The decision reached in English v Thomas Sanderson Blinds Ltd confirms that the current law prohibiting harassment on the grounds of sexual orientation does not cover “homophobic banter directed towards a man who (a) is not gay, (b) is not perceived /assumed to be gay by his fellow workers and (c) accepts they do not believe him to be gay”.
Mr English worked for Thomas Sanderson Blinds Ltd under a contract for services, which ended on 26 August 2005. Following the termination of his contract, he entered an Employment Tribunal claim against the company, alleging (amongst other complaints) harassment contrary to the Sexual Orientation Regulations 2003. his claim was that throughout his engagement with the company, he had been subjected to sexual remarks and jokes made by his colleagues, to the effect that he was homosexual. It was alleged that the taunting or “banter” which followed had been started by a manager, upon discovering that Mr English had been to boarding school and lived in Brighton. It was accepted by both parties that despite these facts, Mr English was actually not homosexual and those making the jokes knew this to be the case. Mr English even accepted that his colleagues did not believe him to be homosexual.
In considering the case, the Employment Tribunal found that Mr English did not fall into any of the categories afforded protection against harassment. Regulation 5 of the Sexual Orientation Regulations 2003, provides that:
“5 Harassment on grounds of sexual orientation
(1) For the purposes of these Regulations, a person (“A”) subjects another person (“B”) to harassment where, on the grounds of sexual orientation, A engages in unwanted conduct which has the purpose or effect of-
(a) violating B’s dignity; or
(b) creating an intimidating, hostile, degrading, humiliating or offensive environment for B.
(2) Conduct shall be regarded as having the effect specified in paragraph (1)(a) or (b) only if, having regard to all the circumstances, including in particular the perception of B, it should reasonably be considered as having that effect.”
The law is derived from a European Directive, which defines harassment as a form of discrimination arising from unwanted conduct, related to any of the considered grounds (including sexual orientation).

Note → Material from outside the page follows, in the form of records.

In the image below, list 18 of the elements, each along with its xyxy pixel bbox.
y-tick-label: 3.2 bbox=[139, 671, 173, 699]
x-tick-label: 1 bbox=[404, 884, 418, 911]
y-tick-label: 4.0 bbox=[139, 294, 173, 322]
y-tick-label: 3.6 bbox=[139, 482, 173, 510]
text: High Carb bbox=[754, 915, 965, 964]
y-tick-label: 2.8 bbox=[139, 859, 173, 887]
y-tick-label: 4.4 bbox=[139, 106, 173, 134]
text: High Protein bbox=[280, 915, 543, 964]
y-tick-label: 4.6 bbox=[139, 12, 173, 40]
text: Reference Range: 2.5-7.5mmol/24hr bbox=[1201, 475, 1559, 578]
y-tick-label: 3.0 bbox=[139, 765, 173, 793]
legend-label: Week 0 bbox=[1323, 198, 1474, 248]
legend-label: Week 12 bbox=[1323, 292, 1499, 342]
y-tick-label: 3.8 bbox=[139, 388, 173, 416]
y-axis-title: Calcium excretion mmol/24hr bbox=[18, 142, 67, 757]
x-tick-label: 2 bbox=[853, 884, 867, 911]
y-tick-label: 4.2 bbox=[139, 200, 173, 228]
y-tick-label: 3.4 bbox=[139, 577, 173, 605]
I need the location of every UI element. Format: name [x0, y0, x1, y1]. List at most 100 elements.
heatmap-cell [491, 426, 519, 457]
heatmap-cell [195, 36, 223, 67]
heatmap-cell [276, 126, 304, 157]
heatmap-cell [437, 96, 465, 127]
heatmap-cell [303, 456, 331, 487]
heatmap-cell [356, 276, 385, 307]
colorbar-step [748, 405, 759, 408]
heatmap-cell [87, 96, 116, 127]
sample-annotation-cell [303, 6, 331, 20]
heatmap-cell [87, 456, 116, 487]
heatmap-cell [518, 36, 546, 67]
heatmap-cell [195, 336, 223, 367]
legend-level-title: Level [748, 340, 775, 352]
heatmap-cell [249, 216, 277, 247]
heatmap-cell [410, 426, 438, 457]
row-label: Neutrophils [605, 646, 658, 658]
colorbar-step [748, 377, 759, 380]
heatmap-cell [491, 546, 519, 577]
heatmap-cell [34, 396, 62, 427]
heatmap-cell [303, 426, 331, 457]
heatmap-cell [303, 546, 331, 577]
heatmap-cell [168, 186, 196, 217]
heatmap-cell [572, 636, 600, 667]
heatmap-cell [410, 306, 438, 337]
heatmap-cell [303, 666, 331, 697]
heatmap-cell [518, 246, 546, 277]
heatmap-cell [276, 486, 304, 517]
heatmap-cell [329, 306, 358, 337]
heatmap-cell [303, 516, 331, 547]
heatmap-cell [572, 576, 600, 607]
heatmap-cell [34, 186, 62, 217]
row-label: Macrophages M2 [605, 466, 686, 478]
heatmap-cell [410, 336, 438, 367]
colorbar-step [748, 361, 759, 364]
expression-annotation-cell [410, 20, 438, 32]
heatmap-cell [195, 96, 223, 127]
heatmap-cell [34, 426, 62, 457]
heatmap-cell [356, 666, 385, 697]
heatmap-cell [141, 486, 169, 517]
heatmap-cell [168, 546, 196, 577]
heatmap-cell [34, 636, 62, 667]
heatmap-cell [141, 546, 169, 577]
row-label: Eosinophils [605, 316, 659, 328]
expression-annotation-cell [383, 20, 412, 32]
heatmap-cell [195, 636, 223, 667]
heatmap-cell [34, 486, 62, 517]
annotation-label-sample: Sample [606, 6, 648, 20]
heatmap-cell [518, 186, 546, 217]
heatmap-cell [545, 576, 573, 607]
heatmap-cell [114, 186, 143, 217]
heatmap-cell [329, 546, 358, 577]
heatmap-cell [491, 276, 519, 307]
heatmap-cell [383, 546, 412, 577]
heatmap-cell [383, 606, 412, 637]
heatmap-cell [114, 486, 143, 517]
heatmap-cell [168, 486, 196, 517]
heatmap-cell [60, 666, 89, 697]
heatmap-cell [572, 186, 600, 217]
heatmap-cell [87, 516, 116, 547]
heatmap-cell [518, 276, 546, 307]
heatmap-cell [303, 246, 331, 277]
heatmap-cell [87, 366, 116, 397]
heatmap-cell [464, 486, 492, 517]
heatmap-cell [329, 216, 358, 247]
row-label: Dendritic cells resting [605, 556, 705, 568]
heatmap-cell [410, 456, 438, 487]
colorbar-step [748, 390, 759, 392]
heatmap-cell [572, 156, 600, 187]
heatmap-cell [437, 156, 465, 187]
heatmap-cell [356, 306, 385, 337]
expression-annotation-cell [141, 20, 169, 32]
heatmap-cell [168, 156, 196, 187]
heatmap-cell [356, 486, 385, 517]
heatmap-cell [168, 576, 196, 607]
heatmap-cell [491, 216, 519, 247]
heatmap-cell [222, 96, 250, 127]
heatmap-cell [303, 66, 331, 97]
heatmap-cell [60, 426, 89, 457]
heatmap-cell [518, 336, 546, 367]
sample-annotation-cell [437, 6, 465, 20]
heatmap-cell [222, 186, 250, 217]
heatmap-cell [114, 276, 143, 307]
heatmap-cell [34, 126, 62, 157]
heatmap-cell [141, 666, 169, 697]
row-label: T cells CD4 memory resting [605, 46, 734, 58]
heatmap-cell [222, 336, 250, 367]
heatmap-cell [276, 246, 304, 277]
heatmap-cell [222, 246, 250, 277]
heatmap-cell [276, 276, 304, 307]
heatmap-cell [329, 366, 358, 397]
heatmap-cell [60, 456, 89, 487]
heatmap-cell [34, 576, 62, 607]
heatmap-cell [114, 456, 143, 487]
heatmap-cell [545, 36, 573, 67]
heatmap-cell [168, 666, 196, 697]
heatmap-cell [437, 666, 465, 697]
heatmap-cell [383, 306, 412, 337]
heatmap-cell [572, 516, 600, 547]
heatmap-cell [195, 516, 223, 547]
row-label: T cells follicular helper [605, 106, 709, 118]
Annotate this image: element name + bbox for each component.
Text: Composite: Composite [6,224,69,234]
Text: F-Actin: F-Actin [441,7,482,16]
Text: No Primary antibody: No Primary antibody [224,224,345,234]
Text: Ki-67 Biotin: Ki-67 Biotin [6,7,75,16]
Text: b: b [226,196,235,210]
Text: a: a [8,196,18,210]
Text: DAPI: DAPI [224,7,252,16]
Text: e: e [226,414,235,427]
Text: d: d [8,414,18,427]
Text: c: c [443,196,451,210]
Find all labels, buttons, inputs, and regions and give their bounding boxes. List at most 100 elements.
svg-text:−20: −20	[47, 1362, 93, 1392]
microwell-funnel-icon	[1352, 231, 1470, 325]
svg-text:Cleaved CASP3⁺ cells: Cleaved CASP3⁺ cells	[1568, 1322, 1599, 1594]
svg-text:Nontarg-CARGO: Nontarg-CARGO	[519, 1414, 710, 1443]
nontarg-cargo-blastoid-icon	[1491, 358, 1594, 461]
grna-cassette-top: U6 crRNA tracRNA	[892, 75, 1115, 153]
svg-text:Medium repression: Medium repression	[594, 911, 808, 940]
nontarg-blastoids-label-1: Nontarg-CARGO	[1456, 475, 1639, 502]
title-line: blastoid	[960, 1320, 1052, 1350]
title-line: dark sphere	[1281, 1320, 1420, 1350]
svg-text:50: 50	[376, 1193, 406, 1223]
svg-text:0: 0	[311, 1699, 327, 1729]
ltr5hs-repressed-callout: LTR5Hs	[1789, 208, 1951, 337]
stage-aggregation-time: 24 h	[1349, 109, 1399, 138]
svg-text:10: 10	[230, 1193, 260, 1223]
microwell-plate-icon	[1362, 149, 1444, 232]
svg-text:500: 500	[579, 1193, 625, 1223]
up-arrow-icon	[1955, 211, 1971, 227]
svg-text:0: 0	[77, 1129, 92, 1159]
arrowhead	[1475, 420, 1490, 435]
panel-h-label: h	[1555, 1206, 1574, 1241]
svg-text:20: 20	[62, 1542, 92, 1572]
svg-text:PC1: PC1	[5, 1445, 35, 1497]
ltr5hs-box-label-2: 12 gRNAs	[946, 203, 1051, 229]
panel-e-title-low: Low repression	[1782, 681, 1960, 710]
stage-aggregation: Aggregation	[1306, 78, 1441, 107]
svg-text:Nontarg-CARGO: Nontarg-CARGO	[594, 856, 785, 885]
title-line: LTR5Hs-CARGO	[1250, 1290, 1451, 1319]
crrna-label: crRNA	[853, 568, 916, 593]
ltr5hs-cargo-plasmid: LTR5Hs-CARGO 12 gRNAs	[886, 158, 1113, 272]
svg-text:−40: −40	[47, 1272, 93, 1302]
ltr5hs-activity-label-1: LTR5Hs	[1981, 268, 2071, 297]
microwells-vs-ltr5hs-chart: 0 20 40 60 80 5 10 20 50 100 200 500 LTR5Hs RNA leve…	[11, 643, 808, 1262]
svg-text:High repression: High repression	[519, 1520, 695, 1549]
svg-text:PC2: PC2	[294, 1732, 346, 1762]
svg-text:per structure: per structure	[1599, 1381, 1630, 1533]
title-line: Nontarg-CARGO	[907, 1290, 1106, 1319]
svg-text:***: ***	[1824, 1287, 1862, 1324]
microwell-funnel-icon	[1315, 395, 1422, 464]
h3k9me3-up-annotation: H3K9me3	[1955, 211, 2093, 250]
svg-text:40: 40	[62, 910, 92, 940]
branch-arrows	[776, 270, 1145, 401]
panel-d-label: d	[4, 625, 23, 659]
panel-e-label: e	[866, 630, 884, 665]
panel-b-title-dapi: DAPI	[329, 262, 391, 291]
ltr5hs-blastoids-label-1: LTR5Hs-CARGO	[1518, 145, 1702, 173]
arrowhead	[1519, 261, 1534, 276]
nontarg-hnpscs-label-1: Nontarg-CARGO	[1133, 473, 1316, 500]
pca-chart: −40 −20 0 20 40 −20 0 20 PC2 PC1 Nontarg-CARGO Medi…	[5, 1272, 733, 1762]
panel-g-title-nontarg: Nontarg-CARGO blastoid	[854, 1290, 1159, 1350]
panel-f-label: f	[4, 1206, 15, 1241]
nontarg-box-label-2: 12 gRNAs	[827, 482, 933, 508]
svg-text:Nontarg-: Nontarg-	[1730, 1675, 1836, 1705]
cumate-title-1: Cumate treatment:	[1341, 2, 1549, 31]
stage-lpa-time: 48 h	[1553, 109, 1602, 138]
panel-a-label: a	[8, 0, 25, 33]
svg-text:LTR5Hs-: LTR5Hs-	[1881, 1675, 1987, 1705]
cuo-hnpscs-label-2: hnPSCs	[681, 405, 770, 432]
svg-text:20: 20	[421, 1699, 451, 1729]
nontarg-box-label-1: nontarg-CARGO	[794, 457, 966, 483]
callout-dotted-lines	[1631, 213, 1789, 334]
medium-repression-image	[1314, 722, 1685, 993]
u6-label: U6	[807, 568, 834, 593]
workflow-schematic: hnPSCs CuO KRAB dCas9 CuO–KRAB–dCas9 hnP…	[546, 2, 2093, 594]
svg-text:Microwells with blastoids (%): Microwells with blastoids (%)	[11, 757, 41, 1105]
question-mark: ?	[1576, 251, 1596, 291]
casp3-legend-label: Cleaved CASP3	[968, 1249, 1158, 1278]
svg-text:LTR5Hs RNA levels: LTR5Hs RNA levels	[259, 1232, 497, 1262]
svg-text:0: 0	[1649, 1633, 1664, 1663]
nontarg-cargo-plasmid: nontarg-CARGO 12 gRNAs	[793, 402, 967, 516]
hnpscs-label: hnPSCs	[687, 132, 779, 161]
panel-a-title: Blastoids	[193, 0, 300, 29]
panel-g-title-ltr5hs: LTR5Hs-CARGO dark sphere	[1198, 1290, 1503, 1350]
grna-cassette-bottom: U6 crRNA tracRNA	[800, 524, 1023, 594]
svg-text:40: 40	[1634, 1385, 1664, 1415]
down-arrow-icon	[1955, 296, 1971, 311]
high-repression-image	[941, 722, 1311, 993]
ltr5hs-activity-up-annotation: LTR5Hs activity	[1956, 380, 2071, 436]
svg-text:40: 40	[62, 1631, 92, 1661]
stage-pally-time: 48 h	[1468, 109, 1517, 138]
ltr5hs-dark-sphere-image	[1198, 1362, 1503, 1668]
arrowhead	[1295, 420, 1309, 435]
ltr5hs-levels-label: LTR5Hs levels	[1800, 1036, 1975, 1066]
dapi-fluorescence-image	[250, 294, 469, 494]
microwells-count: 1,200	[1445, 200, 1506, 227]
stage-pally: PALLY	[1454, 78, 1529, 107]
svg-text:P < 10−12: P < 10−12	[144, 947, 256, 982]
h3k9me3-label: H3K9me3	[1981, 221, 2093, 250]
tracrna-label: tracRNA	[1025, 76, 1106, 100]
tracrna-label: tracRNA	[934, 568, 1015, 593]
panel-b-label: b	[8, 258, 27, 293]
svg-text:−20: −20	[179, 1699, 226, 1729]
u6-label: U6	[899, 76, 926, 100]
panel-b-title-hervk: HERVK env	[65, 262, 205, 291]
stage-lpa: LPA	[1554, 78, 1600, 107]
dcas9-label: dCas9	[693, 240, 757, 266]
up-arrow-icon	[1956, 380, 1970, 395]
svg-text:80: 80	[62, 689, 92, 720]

In reaching its decision in this case, the EAT concluded that the aims of the European Directive were not met by the wording of Regulation 5 and Mr English was not entitled to rely on the Regulations in his complaint against the company. The EAT found:
“In these circumstances we have concluded that, on the facts, the unwanted conduct was not on grounds of sexual orientation. The homophobic banter (on the necessary assumption contrary to the Respondent’s case) unacceptable as it was, was a vehicle for teasing the Claimant…It was not based on their perception nor even incorrect assumption that he was gay.”
For these reasons the appeal against the Employment Tribunal’s decision, was dismissed, but Mr English was given leave to appeal to the Court of Appeal.